Several years ago, I was out of town at a conference. On Sunday morning I made my way to a historic Congregational Church. The sanctuary was old, but well-kept and attractive. There was no screen for PowerPoint. The church has two traditional services on Sunday morning and two times for worship on Sunday evening it refers to as Contemporary/Liturgical. Every service was filled to capacity. The congregation was multi-generational and ethnically diverse. College students make up thirty-eight percent of the congregation and forty-nine percent of the members are in their twenties. The pastor's sermon was excellent-- it was well-crafted, authentic, and substantive. Indeed, the entire worship experience could be described in this way. (I forgot to mention that the Sunday I was there, they were taking in approximately thirty to forty members at each of the four services.)
Well-crafted, authentic, and substantive-- these are the characteristics of vital worship. There are pastors and parishioners who think if they can just start a praise band and go contemporary, people will flock in on Sunday morning. And, yet others believe that it doesn't matter if we keep on singing the same old hymns in funeral dirge fashion. What counts is good preaching. If we get the right preacher, people will push their way in to get a seat.
I take issue with both views. I do not care if worship is traditional or contemporary (however those two words are defined). If worship is indeed Christologically centered and theologically competent; and if worship is well-crafted, authentic, and substantive, it is worship that will please God and it will reveal to visitors that what we do on Sunday morning is more than just perfunctory. Worship is what we desire to participate in more than anything. And when people get the sense that what is going on is significant, they will want to be a part of it.
More than a few churches in their desire to go contemporary, field a praise band whose lack of talent and commitment make it difficult for the congregation to get caught up with God and one another in worship. The worship degenerates from a people focused on God to the individual focused on... well... the individual. And while I believe good preaching is indispensable for vital worship, too many churches, in their traditional worship, undermine the profound theological affirmations of many our hymns by singing them in a slow, sleepy, and shallow rhythm guaranteed not to wake the dead. Moreover, ineffective preaching tends to gravitate to the two extremes of monological therapy on the one hand, or straightforward exposition devoid of analogy, illustration, and story on the other.
One significant rule for every church to follow in its worship-- if you can't do it in a well-crafted, authentic, and substantive way, don't do it at all. There is nothing wrong with churches developing a more contemporary form of worship, but it should not be implemented until it can be done at least moderately well. Traditional worship continues to have a significant place in Western culture. I reject the view of those who think otherwise. But traditional worship is not incompatible with lively and joyful praise. One does not have to jump up and down in the aisles with hands lifted up to worship God in spirit and in truth. But I dare say that if visitors are not sure the parishioners are worshiping in such an authentic way while they are singing the hymns, it is a safe bet that they aren't.

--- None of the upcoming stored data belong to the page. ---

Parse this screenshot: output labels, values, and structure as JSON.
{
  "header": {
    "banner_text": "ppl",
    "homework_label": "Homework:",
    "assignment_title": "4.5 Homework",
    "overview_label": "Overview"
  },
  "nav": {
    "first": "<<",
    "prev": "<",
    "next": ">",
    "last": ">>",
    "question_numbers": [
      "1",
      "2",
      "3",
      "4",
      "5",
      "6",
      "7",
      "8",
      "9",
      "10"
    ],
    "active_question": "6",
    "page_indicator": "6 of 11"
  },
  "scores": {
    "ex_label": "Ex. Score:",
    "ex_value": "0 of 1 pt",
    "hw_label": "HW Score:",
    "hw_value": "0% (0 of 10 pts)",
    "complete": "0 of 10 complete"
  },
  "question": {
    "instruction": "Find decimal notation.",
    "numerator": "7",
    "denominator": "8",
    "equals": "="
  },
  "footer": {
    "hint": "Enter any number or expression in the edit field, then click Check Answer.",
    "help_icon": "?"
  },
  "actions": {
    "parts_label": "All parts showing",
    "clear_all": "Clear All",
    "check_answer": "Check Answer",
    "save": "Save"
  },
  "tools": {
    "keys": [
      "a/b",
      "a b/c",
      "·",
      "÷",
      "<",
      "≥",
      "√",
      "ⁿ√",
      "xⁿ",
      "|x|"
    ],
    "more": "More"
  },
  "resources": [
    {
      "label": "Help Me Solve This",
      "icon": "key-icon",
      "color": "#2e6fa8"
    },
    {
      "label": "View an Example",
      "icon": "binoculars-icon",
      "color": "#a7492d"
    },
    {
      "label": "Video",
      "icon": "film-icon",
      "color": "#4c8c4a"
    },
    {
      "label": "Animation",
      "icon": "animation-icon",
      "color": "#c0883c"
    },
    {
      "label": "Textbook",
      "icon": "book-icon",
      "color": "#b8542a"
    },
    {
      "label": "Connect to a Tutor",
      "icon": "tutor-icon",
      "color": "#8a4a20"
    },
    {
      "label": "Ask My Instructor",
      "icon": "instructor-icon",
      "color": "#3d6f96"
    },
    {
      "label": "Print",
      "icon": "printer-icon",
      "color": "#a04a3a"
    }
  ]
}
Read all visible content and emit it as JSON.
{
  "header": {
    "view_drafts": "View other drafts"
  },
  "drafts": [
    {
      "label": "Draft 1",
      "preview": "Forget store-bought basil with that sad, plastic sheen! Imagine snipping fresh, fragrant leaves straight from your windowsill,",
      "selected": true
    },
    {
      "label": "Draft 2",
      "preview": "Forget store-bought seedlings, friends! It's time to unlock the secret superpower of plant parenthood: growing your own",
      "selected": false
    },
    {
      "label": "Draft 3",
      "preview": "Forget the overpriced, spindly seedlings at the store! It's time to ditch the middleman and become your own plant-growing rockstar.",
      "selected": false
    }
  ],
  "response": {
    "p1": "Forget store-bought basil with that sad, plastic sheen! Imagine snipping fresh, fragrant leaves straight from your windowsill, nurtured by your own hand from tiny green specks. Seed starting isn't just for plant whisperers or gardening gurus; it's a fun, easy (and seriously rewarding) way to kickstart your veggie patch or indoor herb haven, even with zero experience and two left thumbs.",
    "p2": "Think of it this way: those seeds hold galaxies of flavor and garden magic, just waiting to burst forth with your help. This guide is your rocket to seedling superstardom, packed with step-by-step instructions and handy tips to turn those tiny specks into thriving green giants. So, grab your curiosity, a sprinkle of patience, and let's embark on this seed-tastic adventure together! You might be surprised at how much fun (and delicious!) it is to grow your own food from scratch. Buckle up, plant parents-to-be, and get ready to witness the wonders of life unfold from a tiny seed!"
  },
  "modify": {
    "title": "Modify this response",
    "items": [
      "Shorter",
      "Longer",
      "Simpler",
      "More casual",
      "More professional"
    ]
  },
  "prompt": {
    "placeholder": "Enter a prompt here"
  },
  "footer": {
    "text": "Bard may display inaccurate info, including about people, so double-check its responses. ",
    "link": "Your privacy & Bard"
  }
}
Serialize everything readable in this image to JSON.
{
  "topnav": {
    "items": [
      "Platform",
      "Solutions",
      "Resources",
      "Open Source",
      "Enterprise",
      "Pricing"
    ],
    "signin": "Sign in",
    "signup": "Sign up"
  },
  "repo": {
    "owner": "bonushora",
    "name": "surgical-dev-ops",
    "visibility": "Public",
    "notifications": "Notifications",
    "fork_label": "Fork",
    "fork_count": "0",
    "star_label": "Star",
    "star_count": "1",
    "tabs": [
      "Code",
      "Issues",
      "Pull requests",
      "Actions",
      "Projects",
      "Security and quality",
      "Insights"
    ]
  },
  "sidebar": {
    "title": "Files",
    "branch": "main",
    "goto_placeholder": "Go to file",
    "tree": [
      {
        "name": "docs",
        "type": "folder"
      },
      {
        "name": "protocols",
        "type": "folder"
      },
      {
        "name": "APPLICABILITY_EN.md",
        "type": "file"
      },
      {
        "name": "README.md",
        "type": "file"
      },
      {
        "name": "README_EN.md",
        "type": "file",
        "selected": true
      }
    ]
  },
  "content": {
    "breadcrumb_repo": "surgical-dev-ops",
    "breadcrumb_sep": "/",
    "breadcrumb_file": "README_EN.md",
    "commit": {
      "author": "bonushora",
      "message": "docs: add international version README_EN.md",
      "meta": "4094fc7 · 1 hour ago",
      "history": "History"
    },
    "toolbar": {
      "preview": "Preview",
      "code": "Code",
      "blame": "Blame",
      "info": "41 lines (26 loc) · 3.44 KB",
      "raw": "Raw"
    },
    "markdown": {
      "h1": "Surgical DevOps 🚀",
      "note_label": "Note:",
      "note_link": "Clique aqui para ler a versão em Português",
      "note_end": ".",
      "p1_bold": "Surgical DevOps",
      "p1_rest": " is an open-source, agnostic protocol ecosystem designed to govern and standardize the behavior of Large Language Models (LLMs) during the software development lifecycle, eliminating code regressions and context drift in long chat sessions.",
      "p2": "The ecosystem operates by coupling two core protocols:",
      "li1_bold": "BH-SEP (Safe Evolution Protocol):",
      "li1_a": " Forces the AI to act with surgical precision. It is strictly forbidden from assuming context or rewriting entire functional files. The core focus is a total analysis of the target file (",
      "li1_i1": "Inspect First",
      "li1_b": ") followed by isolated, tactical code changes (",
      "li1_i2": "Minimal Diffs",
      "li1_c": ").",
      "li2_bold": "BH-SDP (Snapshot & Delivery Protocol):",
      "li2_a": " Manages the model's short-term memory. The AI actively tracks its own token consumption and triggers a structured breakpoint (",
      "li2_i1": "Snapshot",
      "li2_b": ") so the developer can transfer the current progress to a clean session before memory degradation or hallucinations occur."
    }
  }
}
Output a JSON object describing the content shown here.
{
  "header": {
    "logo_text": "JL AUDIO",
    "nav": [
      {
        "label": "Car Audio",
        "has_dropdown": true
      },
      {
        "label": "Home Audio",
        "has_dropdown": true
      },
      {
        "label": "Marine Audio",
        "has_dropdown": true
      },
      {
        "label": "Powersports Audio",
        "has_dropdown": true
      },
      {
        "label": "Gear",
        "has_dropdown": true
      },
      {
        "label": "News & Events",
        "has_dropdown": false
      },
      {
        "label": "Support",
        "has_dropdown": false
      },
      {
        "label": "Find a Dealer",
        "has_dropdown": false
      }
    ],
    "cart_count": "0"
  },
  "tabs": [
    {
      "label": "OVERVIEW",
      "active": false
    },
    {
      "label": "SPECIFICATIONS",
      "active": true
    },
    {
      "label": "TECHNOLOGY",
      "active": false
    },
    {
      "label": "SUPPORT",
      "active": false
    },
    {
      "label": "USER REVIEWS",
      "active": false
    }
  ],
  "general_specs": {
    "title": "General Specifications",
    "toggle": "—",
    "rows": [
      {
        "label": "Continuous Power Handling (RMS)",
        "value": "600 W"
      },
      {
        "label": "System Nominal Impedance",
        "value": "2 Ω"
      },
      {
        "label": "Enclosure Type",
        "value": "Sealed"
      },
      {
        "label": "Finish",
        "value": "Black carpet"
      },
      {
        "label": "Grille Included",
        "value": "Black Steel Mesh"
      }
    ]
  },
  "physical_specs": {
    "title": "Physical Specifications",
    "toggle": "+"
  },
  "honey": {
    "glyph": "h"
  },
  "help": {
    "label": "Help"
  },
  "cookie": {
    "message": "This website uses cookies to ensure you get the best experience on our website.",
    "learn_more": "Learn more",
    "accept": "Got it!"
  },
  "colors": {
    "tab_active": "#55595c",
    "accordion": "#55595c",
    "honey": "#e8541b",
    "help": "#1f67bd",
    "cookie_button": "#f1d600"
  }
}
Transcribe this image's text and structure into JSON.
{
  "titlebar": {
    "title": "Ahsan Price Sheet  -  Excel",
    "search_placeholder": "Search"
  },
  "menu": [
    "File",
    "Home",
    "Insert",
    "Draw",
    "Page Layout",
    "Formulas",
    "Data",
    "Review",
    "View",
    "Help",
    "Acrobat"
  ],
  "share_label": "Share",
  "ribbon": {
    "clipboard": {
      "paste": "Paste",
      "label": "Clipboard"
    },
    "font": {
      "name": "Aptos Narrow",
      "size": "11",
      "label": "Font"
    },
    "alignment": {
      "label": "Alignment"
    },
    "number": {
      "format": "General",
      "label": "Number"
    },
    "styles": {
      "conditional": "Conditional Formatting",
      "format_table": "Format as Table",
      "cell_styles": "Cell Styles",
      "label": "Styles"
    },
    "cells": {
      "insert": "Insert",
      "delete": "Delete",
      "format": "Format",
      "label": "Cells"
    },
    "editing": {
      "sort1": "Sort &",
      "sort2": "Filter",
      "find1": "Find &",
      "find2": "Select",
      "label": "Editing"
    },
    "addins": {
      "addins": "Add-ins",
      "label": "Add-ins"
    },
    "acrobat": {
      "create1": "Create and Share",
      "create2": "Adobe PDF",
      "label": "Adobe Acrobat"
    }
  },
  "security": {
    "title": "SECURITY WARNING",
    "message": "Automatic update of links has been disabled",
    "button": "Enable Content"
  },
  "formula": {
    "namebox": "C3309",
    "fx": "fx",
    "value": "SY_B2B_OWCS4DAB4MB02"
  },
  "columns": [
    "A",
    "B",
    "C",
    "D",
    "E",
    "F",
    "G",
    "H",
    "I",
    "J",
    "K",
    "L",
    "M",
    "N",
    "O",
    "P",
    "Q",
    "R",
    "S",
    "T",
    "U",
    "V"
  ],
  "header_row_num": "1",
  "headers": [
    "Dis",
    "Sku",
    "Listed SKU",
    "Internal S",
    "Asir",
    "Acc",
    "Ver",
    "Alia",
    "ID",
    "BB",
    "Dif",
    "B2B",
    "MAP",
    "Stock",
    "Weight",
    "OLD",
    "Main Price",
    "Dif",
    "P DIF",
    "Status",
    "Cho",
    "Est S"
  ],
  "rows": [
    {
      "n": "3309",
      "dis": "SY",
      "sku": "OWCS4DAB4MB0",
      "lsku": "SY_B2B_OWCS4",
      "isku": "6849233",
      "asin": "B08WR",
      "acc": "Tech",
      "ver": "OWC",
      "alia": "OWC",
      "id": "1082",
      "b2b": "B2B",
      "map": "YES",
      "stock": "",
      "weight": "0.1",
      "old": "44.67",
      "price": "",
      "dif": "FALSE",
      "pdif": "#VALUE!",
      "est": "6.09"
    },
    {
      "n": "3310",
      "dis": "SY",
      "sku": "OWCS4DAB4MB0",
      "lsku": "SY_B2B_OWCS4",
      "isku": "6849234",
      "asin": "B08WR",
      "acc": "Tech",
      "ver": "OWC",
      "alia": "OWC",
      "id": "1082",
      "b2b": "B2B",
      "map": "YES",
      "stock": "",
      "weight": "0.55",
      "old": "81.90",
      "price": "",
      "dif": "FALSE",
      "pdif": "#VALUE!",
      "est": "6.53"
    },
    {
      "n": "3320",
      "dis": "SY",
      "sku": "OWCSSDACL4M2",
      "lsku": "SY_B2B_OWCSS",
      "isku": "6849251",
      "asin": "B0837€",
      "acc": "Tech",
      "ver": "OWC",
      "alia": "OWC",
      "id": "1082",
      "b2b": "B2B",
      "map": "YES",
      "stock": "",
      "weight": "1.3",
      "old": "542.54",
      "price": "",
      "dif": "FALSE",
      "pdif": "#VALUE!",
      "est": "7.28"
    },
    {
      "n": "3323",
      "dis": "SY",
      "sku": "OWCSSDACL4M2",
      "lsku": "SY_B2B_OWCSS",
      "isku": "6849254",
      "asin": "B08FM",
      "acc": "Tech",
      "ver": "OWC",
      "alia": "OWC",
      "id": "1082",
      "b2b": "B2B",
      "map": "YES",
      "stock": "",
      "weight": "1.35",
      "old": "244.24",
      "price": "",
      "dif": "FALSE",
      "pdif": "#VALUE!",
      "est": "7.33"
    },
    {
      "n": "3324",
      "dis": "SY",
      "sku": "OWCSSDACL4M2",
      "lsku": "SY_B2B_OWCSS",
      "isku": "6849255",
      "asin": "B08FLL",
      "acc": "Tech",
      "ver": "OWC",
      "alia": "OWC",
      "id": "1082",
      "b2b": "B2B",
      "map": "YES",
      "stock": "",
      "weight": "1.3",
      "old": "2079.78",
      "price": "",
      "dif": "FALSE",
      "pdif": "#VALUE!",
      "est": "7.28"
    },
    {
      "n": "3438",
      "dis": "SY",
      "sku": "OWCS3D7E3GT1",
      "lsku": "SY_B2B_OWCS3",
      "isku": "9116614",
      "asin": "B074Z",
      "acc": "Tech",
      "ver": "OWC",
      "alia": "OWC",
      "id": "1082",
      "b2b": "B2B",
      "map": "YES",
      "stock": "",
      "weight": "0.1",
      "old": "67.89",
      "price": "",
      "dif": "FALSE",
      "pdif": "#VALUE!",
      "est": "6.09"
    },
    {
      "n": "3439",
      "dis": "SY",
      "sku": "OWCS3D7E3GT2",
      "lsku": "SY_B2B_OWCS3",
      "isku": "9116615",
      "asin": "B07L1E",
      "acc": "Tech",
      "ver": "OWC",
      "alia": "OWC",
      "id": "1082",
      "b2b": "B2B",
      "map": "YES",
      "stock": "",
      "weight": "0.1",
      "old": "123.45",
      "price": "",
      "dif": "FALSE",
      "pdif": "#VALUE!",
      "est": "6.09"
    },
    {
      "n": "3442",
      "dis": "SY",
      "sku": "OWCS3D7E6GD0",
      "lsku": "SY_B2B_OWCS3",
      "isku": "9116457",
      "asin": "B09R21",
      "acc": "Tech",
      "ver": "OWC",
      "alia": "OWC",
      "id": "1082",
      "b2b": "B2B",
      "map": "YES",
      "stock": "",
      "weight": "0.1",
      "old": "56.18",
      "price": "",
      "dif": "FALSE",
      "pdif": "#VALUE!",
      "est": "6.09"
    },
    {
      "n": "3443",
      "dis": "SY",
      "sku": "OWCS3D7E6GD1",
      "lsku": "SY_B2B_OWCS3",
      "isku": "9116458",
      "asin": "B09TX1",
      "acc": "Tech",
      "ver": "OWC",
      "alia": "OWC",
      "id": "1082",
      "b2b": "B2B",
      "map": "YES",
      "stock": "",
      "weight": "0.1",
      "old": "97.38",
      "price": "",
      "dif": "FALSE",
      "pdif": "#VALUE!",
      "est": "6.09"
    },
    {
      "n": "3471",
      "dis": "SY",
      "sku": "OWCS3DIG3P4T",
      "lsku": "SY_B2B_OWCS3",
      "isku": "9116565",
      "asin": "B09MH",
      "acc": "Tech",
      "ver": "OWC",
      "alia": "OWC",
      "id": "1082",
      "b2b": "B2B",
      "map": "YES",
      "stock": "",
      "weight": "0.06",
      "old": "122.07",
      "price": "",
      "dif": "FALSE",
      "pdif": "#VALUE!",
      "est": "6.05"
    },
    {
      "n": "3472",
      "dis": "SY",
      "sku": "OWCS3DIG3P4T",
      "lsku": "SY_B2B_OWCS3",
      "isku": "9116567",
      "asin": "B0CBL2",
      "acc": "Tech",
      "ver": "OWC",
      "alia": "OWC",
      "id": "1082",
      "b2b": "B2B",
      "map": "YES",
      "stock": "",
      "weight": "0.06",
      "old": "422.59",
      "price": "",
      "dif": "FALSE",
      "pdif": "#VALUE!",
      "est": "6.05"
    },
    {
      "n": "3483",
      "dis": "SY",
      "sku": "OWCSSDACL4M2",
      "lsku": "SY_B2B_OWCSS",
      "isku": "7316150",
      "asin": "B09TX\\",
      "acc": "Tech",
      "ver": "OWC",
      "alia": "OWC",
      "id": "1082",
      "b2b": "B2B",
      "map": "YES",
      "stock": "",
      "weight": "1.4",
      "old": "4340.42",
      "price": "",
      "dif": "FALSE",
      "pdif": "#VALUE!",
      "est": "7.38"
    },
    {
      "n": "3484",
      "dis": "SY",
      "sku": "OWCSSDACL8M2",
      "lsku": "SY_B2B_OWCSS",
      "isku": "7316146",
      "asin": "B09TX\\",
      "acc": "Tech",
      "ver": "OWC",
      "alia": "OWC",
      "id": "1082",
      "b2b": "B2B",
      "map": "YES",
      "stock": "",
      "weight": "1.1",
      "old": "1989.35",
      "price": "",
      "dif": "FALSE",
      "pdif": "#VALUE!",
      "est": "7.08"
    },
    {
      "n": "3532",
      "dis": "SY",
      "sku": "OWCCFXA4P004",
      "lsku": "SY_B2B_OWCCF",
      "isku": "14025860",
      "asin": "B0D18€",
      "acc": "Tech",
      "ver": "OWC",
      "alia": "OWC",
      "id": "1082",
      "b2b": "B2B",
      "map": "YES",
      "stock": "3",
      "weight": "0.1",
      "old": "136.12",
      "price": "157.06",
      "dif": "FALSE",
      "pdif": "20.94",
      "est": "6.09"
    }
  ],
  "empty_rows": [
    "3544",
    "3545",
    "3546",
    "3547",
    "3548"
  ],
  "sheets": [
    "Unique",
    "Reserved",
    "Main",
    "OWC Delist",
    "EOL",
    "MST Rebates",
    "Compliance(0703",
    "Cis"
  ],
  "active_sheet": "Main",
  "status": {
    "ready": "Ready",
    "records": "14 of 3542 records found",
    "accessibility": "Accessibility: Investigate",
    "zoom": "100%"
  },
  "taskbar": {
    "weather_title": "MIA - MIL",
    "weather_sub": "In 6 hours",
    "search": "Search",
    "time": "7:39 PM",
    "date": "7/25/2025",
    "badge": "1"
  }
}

By the way, it is my experience that the church with well-crafted, authentic, and substantive worship applies the same three qualities to everything it does in its mission and ministry. This Congregational Church's evangelism and mission outreach is quite extensive.
"Well-crafted," "authentic," and "substantive" are not three words that describe just one more strategy for success; they reveal the competency, the character, and the commitment of those who know that only the vital worship of God in spirit and in truth is acceptable.